Thanks for the laugh, ya goof but “gotta dip” means, according to said 23 year old, “gotta be going”; wick not withstanding…


#33

Get hip, oldster, it also can refer to dipping other things : )

Though I’m sure your 23 year old has not gone there ; )


#34

will somebody answer that damn phone!!!


#35

Roy - feel ya. But it is not snobbery. It’s an ongoing problem in this hobby. I am 62 years old and have been through loads of pro and consumer gear over my life. We’re not making this shit up. For $1k, those are amazing speakers, no question. Possibly among the best $1k speakers (in adjusted monies) Ever Made. But they do not resolve differences in cables like the 5x more expensive speakers from Andy, or anyone else.

And, yes - Ted is correct. Which does not have to do with the above. What we are long-windedly trying to say is, don’t worry about your cables.
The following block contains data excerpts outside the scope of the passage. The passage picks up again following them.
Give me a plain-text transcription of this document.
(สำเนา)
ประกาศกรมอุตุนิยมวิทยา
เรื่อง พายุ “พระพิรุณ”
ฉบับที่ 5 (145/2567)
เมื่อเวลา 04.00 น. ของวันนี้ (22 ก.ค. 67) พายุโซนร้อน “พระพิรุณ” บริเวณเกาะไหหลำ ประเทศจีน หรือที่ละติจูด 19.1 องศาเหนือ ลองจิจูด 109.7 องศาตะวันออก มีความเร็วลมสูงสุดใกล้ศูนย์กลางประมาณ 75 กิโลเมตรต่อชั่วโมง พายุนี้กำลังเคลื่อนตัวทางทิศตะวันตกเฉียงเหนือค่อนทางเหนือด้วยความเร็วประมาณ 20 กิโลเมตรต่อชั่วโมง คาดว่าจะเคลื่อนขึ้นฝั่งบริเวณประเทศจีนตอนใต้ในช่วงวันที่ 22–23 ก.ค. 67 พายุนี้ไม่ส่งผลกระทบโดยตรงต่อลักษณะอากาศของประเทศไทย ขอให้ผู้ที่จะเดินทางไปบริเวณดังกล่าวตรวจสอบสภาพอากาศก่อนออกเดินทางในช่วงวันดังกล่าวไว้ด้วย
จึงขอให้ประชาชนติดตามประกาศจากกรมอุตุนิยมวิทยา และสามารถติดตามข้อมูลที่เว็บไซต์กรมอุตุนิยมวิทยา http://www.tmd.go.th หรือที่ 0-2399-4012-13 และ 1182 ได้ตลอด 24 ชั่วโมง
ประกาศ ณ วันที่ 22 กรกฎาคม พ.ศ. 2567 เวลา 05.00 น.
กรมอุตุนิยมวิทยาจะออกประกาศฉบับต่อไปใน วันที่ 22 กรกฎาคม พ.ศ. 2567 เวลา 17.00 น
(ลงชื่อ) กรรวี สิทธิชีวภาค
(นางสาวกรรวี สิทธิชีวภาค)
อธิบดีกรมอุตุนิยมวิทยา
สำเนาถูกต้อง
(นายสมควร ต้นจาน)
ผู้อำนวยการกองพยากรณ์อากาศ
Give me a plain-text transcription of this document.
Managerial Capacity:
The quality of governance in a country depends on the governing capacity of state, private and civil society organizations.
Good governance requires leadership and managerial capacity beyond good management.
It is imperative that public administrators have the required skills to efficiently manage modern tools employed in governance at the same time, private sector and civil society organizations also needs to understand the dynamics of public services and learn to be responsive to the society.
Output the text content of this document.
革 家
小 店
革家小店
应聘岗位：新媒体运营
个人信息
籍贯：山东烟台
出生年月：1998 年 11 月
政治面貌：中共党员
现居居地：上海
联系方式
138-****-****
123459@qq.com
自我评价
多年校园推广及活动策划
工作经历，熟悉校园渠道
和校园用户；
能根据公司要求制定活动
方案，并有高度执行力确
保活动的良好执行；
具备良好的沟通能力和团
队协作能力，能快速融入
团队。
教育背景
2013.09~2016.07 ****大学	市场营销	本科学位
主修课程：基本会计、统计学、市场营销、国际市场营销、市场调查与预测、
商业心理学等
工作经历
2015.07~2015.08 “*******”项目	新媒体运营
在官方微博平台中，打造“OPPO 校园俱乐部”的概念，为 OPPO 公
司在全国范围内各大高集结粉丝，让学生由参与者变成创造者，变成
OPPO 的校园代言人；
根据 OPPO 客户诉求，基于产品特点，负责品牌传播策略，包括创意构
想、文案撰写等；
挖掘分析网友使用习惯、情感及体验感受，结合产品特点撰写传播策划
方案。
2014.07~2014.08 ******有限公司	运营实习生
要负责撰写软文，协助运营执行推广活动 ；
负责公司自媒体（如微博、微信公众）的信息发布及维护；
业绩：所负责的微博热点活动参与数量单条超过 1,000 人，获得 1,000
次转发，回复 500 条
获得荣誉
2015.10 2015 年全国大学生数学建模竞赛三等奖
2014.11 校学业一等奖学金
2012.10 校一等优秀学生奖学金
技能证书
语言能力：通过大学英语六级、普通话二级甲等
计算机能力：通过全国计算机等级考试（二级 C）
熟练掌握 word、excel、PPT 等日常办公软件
Like I said earlier - you done Opened Pandora’s Box, bruh : )


#36

I agree, no snobbery was intended, it’s just the way it is. That being said, I heard a small powered Elac speakers at RMAF, that knocked my socks off, considering their cost. I remember thinking these speakers are going to make it difficult for other manufactures to justify some of their prices for models costing 2 to 3 times as much. No doubt some of the best for the money.


#37

Or as Dirk reminded me in another thread:

“I never get involved in any discussions about religion, politics and audio cables. That’s how wars start.!”


#38

Re. copper, I’m not a metallurgist, but when I’ve seen pure un-oxidized five-nines copper (Jena Labs), the stuff is a pinkish salmon-color, not the orangey-metal color we usually mean when we say copper-colored like a new penny.
I have seen some high-purity wire turning dull and brownish near the ends where the jacket allowed a little air to intrude.
I’m guessing the orange-colored stuff is either slightly oxidized or alloyed, changing the pure metal color.
However, for all of that, I’m not sure it’s a huge deal, because any decent connection will either cut into fresh metal, pressure-weld, or solder the strands, thus gasses might find it difficult to penetrate into the actual joint between metals. I do know that contact enhancers on removable connections can make an audible difference, lending some credence to oxidation.


#39

Your system is more than good enough to let you hear sonic changes/differences in cables assuming there is any… You are familiar with the performance of your system regardless of its monetary value and you are the person who knows it inside-out…

I do exactly the same as Ted suggested in that I connect up a new cable or component and play it for 10 days or so then I retry the original cable again … A-B/X back and forth tells you nada, just confuses the mind… If you were buying a new TV from a shop and you wanted to compare it against another make on display - both makes would be playing side by side so you could assess picture quality, sound, etc. imagine trying to do that if one TV was switched off and there was a delay swapping over TV’s then watching one TV at a time … It would be impossible. Just a 50/50 guess.
My system is very expensive but I still build my own mains cables and interconnects… I bought all the speaker cables.


#40

Roy I don’t think anyone is trying to be insulting although I can certainly understand how the comments might make anyone feel.
That said, it’s a silly notion to think that the higher the price, the better the product automatically.
I used to have speakers that cost $1,000/pair, that sound incredibly good. When I upgraded, I gave them to my son and he loves them. They’re Zu Audio Omen Mk2, DW and they blow away some speakers I’ve heard costing ten times that amount.
As for the cables, I find the best way to audition anything is to listen to the same tracks over and over with the new cable and then go back to the old one. If you hear no difference, then there isn’t any.